Papá defendía siempre a mamá y solía decir:
–No es tan grave. Esas cosas pasan. Haré una nueva mezcla. La anterior, de todos modos, no tenía un color bonito. Era demasiado verdosa.
En fin, a pesar de todo, mamá nos dejó.
En el viaje de regreso de Australia, papá intentó consolarme:
–A partir de ahora seré tu padre y tu madre.
Pero al llegar a casa me llevé una pequeña desilusión. De algún modo me había imaginado a papá vestido de mujer para hacer el papel de madre. Con peluca, falda y medias. Esperaba expectante su nuevo aspecto. Hoy, por supuesto, sé que no lo decía de forma literal sino en sentido figurado. Pero entonces yo era más pequeño.

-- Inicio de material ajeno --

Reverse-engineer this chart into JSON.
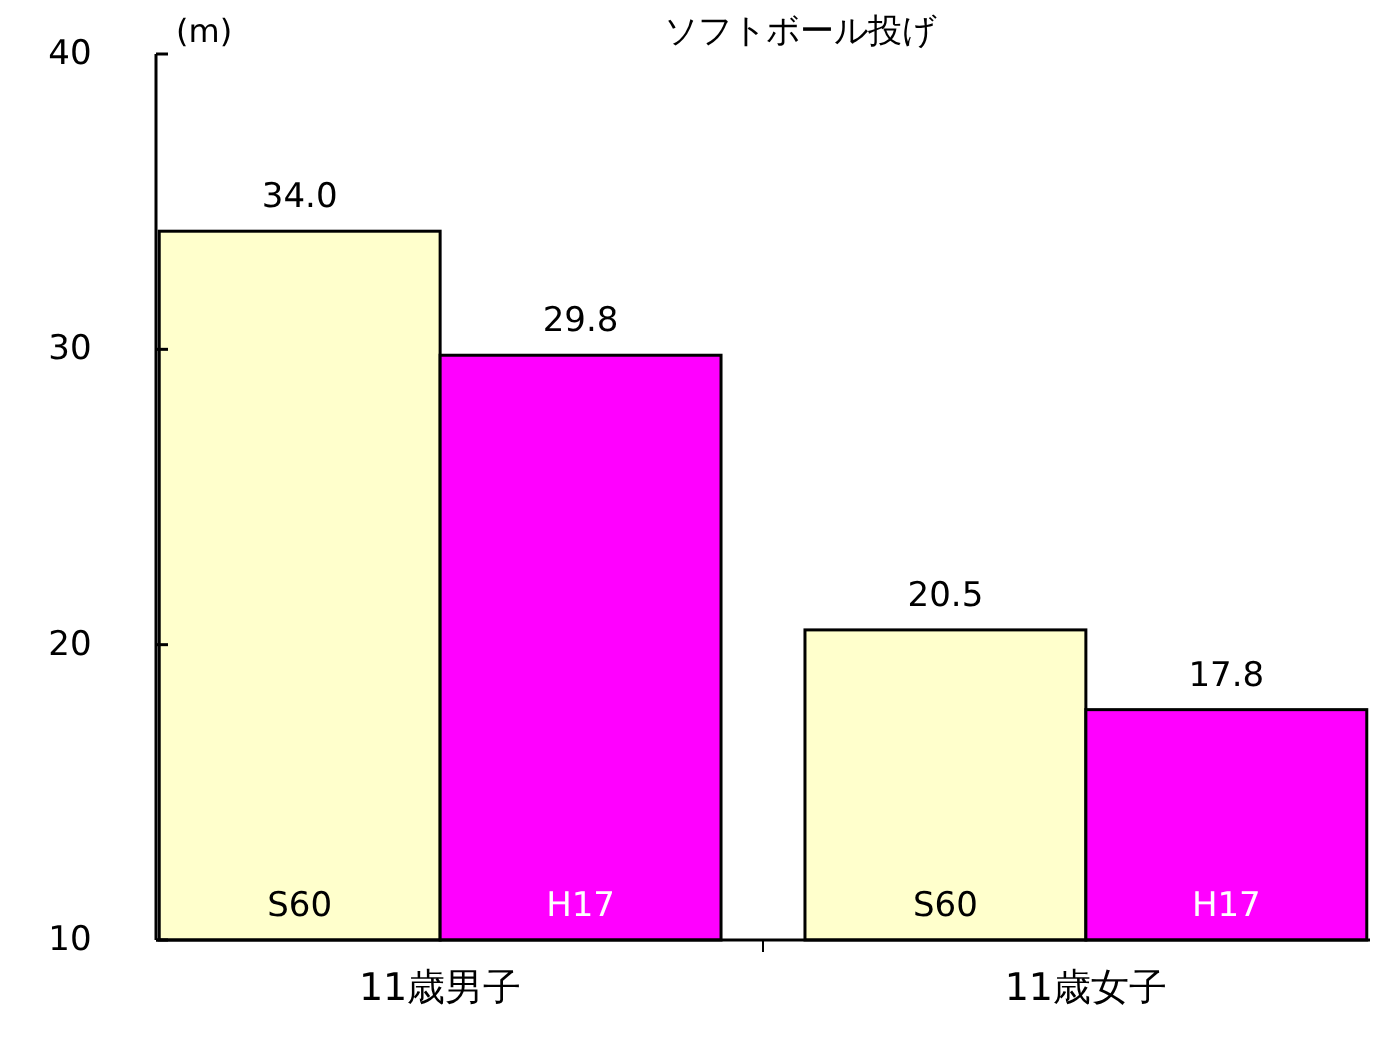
{
  "chart_data": {
    "type": "bar",
    "title": "ソフトボール投げ",
    "ylabel": "(m)",
    "categories": [
      "11歳男子",
      "11歳女子"
    ],
    "series": [
      {
        "name": "S60",
        "color": "#ffffcc",
        "values": [
          34.0,
          20.5
        ],
        "value_labels": [
          "34.0",
          "20.5"
        ]
      },
      {
        "name": "H17",
        "color": "#ff00ff",
        "values": [
          29.8,
          17.8
        ],
        "value_labels": [
          "29.8",
          "17.8"
        ]
      }
    ],
    "ylim": [
      10,
      40
    ],
    "yticks": [
      10,
      20,
      30,
      40
    ],
    "legend": false,
    "grid": false
  }
}
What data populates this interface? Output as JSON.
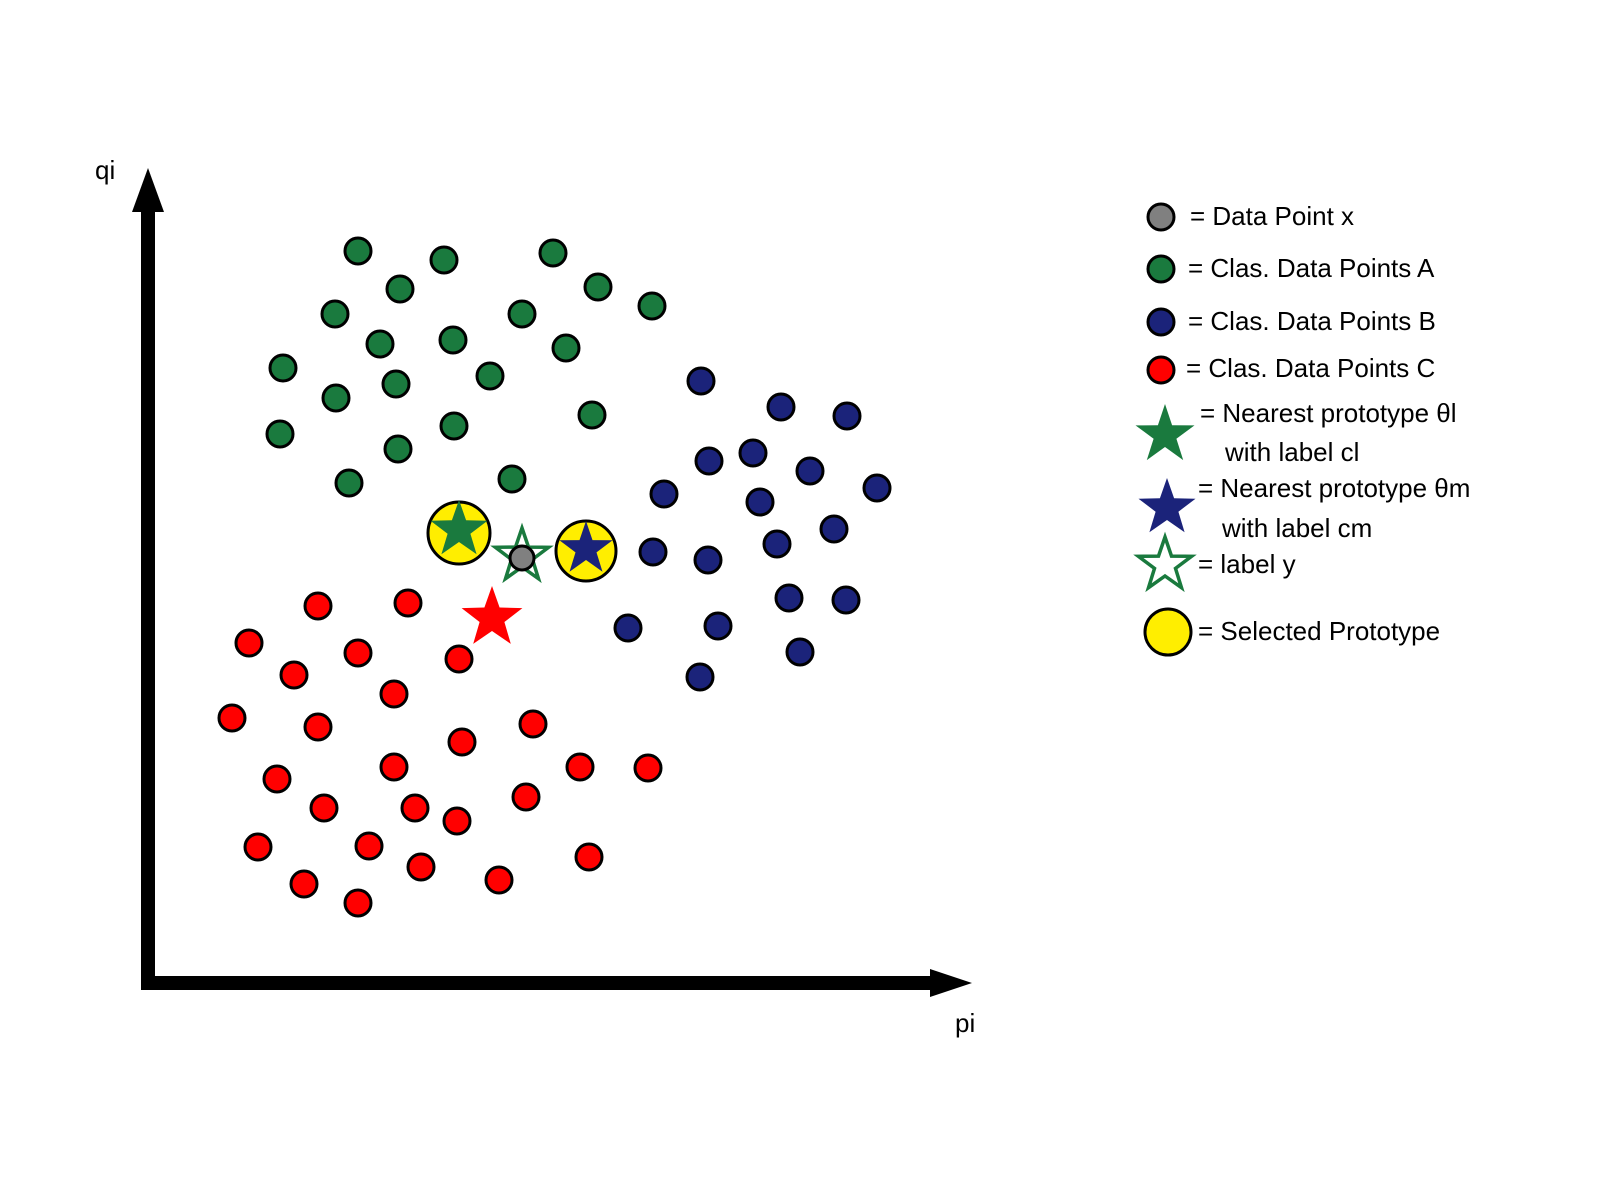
{
  "axes": {
    "x_label": "pi",
    "y_label": "qi"
  },
  "colors": {
    "class_a": "#1a7a3e",
    "class_b": "#1b237a",
    "class_c": "#ff0000",
    "data_point_x": "#808080",
    "selected": "#ffee00",
    "outline": "#000000"
  },
  "legend": {
    "data_point_x": "= Data Point x",
    "class_a": "= Clas. Data Points A",
    "class_b": "= Clas. Data Points B",
    "class_c": "= Clas. Data Points C",
    "nearest_l_line1": "= Nearest prototype θl",
    "nearest_l_line2": "with label cl",
    "nearest_m_line1": "= Nearest prototype θm",
    "nearest_m_line2": "with label cm",
    "label_y": "= label y",
    "selected": "= Selected Prototype"
  },
  "legend_symbols": {
    "data_point_x": "circle",
    "class_a": "circle",
    "class_b": "circle",
    "class_c": "circle",
    "nearest_l": "filled-star",
    "nearest_m": "filled-star",
    "label_y": "hollow-star",
    "selected": "circle"
  }
}
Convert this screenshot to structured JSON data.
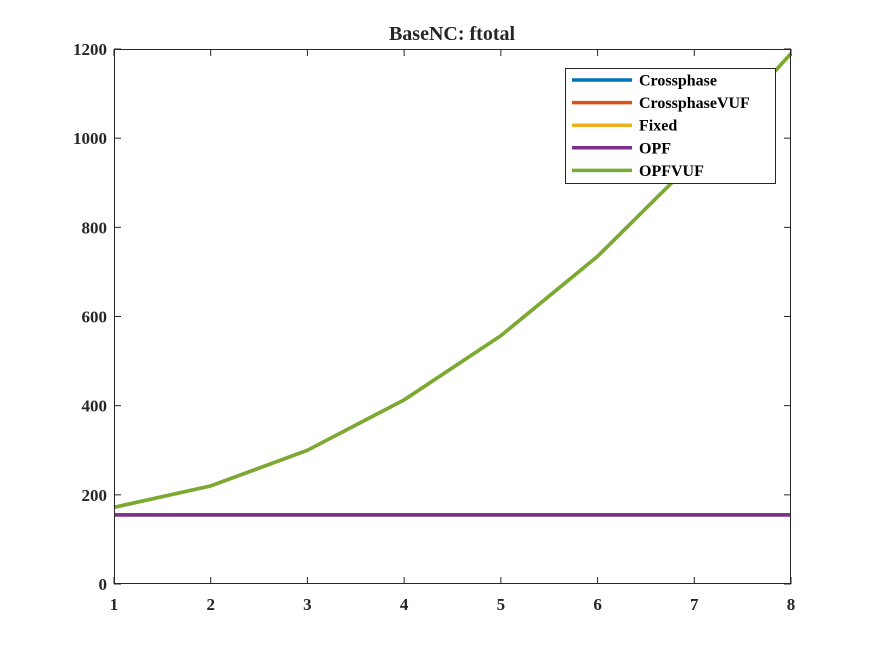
{
  "chart_data": {
    "type": "line",
    "title": "BaseNC: ftotal",
    "xlabel": "",
    "ylabel": "",
    "xlim": [
      1,
      8
    ],
    "ylim": [
      0,
      1200
    ],
    "xticks": [
      "1",
      "2",
      "3",
      "4",
      "5",
      "6",
      "7",
      "8"
    ],
    "yticks": [
      "0",
      "200",
      "400",
      "600",
      "800",
      "1000",
      "1200"
    ],
    "x": [
      1,
      2,
      3,
      4,
      5,
      6,
      7,
      8
    ],
    "grid": false,
    "legend_position": "top-right",
    "series": [
      {
        "name": "Crossphase",
        "color": "#0072BD",
        "values": [
          155,
          155,
          155,
          155,
          155,
          155,
          155,
          155
        ]
      },
      {
        "name": "CrossphaseVUF",
        "color": "#D95319",
        "values": [
          172,
          220,
          300,
          413,
          557,
          735,
          950,
          1190
        ]
      },
      {
        "name": "Fixed",
        "color": "#EDB120",
        "values": [
          155,
          155,
          155,
          155,
          155,
          155,
          155,
          155
        ]
      },
      {
        "name": "OPF",
        "color": "#7E2F8E",
        "values": [
          155,
          155,
          155,
          155,
          155,
          155,
          155,
          155
        ]
      },
      {
        "name": "OPFVUF",
        "color": "#77AC30",
        "values": [
          172,
          220,
          300,
          413,
          557,
          735,
          950,
          1190
        ]
      }
    ]
  }
}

Hace cuatro años, yo tenía entonces ocho, mamá nos envió otra postal. Me puse muy contento, porque llevaba dos sellos australianos, muy difíciles de encontrar aquí. Los cambié en clase por seis sellos estadounidenses y se los di a Roberto Gansobravo para que dejara de insultarme en el camino de regreso a casa y, de esta forma, me dejara en paz. Pero, por desgracia, aquello no duró sino una semana. Después continuó como siempre con su actitud pueril.
No recuerdo exactamente lo que decía la postal. Creo que en ella mamá nos decía que se había mudado con su nuevo marido a Tasmania o a Túnez. En cualquier caso, el país empezaba por «T». Y que allí cazaban tigres o leones.
Pero, volviendo al asunto del perro, la señora Catacaldos dio en el clavo y papá me autorizó a tener uno.